We’re following up on the Kaiser Permanente and Change Healthcare breaches. Below you will find updated information as well as some general guidance. As always please consult your leadership/counsel prior to implementing any breach related actions.


Kaiser Permanente Breach Guidance:

For healthcare organizations that have filed claims for patients with Kaiser Permanente, and suspect that patient information may have been compromised in the breach, there are specific steps to consider to protect both patients and operations:

  • Communication with Kaiser Permanente: Establish contact with Kaiser to understand the extent of the breach, specifically how it might impact their patients’ data. It’s vital to determine whether the data involved included information submitted through their claims.
  • Internal Assessment: Conduct an internal review to identify any potential risks to patient data that might stem from the breach at Kaiser. This involves checking if their system’s integration with Kaiser’s might have exposed additional vulnerabilities.
  • Patient Notification: Notify any patients potentially affected by the breach. Transparency is crucial in maintaining trust. Patients should be informed about what data was potentially exposed, the implications, and what steps they can take to protect themselves.
  • Regulatory Reporting: Depending on the nature of the breach and the data involved, the healthcare organization may need to report the incident to regulatory bodies, such as the Department of Health and Human Services (HHS) under HIPAA regulations, even if the breach originated with Kaiser.
  • Enhanced Security Measures: Evaluate and strengthen security protocols to prevent similar breaches.

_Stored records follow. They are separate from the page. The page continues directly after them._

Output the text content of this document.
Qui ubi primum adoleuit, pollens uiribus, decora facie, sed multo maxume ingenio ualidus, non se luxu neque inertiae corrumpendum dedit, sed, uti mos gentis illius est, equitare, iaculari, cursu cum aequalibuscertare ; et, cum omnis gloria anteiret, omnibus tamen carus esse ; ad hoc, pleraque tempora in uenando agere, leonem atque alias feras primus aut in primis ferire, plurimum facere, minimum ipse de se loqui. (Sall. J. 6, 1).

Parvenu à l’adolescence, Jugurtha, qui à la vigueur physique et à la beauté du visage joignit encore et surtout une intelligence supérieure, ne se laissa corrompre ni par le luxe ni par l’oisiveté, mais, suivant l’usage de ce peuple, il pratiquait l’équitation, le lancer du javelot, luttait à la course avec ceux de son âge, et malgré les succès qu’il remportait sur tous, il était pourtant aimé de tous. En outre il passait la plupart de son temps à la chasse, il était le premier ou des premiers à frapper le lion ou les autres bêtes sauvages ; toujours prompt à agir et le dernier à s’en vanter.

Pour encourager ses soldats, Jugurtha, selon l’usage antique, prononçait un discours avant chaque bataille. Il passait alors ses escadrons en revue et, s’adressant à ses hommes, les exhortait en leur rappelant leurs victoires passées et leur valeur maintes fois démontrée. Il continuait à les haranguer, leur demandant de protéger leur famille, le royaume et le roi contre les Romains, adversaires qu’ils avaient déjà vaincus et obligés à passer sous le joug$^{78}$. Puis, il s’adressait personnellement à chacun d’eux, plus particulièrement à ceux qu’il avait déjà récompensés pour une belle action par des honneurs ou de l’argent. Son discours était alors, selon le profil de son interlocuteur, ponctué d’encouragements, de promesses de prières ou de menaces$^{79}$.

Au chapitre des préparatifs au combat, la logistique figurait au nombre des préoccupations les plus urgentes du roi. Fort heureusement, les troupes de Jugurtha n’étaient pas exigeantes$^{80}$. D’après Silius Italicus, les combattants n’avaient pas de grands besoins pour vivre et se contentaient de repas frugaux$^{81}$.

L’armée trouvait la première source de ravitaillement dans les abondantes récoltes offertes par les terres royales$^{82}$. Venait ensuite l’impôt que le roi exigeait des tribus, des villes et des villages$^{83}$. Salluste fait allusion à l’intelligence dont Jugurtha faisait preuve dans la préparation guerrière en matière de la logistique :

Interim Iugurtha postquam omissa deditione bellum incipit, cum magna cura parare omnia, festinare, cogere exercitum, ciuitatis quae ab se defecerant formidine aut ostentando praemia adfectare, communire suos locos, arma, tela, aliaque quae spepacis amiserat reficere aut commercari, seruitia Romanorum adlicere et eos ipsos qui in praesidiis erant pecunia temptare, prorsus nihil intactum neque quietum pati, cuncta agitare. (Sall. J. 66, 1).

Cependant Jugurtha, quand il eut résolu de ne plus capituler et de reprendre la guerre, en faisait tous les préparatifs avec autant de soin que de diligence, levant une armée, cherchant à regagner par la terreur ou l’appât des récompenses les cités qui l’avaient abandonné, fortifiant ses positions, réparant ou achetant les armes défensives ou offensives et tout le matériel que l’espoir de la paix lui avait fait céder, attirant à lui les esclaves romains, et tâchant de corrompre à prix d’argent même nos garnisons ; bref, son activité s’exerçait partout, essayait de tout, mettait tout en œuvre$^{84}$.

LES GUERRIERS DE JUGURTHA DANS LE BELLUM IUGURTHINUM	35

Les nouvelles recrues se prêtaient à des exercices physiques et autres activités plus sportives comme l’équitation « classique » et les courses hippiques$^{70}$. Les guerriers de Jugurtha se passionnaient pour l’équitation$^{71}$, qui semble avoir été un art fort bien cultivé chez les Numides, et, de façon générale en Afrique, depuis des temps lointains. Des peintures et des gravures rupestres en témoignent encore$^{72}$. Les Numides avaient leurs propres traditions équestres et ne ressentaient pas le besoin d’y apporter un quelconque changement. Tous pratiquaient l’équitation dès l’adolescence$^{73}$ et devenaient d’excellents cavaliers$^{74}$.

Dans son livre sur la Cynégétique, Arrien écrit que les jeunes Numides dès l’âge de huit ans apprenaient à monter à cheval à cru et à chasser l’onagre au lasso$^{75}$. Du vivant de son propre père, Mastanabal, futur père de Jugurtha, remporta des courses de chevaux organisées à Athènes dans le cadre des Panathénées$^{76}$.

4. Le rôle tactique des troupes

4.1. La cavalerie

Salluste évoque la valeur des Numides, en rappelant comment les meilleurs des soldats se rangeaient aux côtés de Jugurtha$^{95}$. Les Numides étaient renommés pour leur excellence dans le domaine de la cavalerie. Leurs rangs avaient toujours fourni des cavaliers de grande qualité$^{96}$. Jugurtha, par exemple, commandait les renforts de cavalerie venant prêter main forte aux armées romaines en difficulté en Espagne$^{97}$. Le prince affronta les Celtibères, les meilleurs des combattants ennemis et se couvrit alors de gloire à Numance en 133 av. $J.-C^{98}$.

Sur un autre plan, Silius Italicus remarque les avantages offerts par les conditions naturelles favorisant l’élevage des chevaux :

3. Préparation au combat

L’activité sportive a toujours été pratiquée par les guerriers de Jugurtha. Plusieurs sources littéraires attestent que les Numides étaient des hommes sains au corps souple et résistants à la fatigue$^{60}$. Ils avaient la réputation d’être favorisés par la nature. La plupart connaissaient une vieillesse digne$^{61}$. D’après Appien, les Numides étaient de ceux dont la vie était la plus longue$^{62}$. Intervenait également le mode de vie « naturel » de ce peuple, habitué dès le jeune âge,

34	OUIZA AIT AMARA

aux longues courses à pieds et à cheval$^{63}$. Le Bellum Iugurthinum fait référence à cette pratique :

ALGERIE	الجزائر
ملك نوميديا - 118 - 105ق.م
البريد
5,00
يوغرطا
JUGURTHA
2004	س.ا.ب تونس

This might include enhancing data encryption, tightening access controls, and implementing more robust data monitoring systems.
  • Legal Consultation: Consult with legal experts to understand their obligations and liabilities in this situation. Legal advice will help navigate the complexities of data breach laws and regulations.
  • Credit Monitoring Services: Consider offering credit monitoring services to affected patients, especially if sensitive information like Social Security numbers was involved.
  • Ongoing Monitoring: Monitor for unusual activity within patient accounts that could indicate misuse of the breached data. Keep patients informed about any new developments related to the breach.

Change Healthcare Update:

More information has come to light through the testimony of Andrew Witty, CEO of UnitedHealth Group, before the House Energy and Commerce Committee Subcommittee on Oversight and Investigations (LINK). The cyberattack on Change Healthcare involved the exploitation of accounts that lacked multi-factor authentication (MFA) on Citrix systems. This security lapse allowed hackers to gain unauthorized access and deploy ransomware. Citrix systems are commonly used in large organizations for secure and flexible access to networks and applications. When MFA is not enabled, these systems can become vulnerable entry points for attackers.

This will be even further justification for cyber insurance to require MFA for remote access and systems with sensitive information. BlueOrange would strongly encourage all of our clients to require MFA on all systems that have any chance of containing sensitive information/ePHI.